The tribunal heard Dr Beatt’s dismissal “had a devastating effect on his career and his wellbeing”.

He told the Standard: “I was forced into a position where I lost my career for trying to highlight dangerous practices in the NHS. It has taken seven years to get to this point, which is just appalling.

“It has been a huge ordeal and I have the greatest sympathy for any whistleblower who has to go through something like this.”

Dr Beatt was considered a leader in his field after his research into alternatives to open heart surgery but was refused several roles at other hospitals after his sacking, the tribunal heard.

He was employed at the Croydon trust in 2005 and set up Croydon University Hospital’s cardiac interventional service, which “saved money and resulted in significantly improved outcomes for patients”.

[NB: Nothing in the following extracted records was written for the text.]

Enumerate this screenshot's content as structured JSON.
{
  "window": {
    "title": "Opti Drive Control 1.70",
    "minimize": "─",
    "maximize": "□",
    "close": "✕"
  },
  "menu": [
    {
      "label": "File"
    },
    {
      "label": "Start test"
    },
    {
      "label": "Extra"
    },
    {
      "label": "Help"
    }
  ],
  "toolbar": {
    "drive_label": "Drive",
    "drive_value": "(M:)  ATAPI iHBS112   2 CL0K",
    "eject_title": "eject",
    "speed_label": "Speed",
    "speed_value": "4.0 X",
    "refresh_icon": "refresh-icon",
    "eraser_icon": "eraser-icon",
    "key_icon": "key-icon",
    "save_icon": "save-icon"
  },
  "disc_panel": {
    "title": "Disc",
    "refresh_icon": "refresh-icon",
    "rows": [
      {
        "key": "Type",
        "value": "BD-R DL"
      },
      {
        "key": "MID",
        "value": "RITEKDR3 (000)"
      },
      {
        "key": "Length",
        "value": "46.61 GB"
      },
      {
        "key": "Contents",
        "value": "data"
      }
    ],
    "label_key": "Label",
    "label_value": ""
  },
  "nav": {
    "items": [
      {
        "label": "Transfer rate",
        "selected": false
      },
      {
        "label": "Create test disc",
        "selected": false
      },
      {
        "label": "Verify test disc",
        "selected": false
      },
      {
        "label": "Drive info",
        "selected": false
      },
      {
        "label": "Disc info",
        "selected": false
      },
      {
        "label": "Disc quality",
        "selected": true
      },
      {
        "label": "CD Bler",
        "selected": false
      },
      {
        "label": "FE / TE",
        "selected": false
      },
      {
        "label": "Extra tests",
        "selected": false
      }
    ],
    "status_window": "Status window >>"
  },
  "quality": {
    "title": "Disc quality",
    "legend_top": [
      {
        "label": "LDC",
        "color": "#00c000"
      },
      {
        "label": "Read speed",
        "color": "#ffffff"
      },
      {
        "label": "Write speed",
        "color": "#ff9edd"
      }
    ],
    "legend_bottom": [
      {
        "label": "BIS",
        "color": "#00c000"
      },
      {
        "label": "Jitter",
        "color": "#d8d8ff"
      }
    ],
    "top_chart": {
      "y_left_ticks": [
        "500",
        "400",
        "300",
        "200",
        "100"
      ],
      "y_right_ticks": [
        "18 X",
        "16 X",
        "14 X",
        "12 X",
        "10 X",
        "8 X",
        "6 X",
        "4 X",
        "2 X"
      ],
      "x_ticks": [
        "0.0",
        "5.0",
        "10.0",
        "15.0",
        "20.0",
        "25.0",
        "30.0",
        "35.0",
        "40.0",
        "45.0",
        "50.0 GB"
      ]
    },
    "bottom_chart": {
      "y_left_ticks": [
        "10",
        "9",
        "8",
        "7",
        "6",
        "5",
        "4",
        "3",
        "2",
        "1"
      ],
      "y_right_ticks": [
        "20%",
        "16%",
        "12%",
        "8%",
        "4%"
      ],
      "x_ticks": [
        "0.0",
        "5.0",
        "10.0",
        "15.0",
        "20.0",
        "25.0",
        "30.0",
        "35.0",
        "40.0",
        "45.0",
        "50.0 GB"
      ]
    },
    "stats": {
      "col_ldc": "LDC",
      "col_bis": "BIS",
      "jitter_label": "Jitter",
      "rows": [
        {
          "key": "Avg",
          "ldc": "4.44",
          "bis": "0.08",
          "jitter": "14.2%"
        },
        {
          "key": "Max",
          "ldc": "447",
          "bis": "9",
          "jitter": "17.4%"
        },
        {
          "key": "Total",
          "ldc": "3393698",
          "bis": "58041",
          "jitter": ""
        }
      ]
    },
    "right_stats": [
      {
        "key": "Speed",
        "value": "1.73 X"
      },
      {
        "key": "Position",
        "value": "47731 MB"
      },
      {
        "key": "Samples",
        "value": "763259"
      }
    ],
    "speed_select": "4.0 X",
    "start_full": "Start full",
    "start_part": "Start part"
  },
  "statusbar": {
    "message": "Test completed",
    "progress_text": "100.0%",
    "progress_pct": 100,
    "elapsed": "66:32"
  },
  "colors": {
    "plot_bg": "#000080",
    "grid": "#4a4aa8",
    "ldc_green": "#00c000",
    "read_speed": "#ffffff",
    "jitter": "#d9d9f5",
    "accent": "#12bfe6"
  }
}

However, he was dismissed after speaking out at a 2011 inquest into the death of a 63-year-old patient who suffered cardiac arrest amid complications during an operation.

Dr Beatt said he was unaware trust bosses had suspended his most senior nurse hours before the surgery and left him without a member of staff with a basic understanding of the procedure for 20 minutes.

During the inquest he described the nurse’s removal as the “most overtly reckless act” he had seen in his career.

Dr Beatt also flagged concerns with directors about inadequate equipment, bullying, nursing shortages and a failure to properly investigate serious incidents.

He was not given protected status as a whistleblower and was instead fired for what the trust claimed was “unsubstantiated and unproven allegations of an unsafe service” amounting to gross misconduct.

A 2014 employment tribunal ruled that the consultant cardiologist was unfairly dismissed and there was no evidence of wrongdoing on his part.

The trust’s appeal against the ruling was upheld in 2015, but a Court of Appeal judge overturned that decision two years later. A further hearing, which finished in January, was held to determine Dr Beatt’s compensation.

He said it was “reckless” for the trust to continue to pursue the case after the original tribunal and he was only able to fight the court battles because legal firm Linklaters agreed to work pro bono.

“My legal fees would have run up to almost a million pounds,” he said.

A spokesman for Croydon Health Services said: “This has been a very complex case that we felt necessary to pursue to protect confidence in our services and staff.

“We strive to ensure our staff feel supported to raise concerns and we continue to foster a culture of openness.

“We have also appointed a team of designated ‘Speak Up Guardians’, including a doctor, nurse, therapist and manager, allowing all of our staff to share their views.”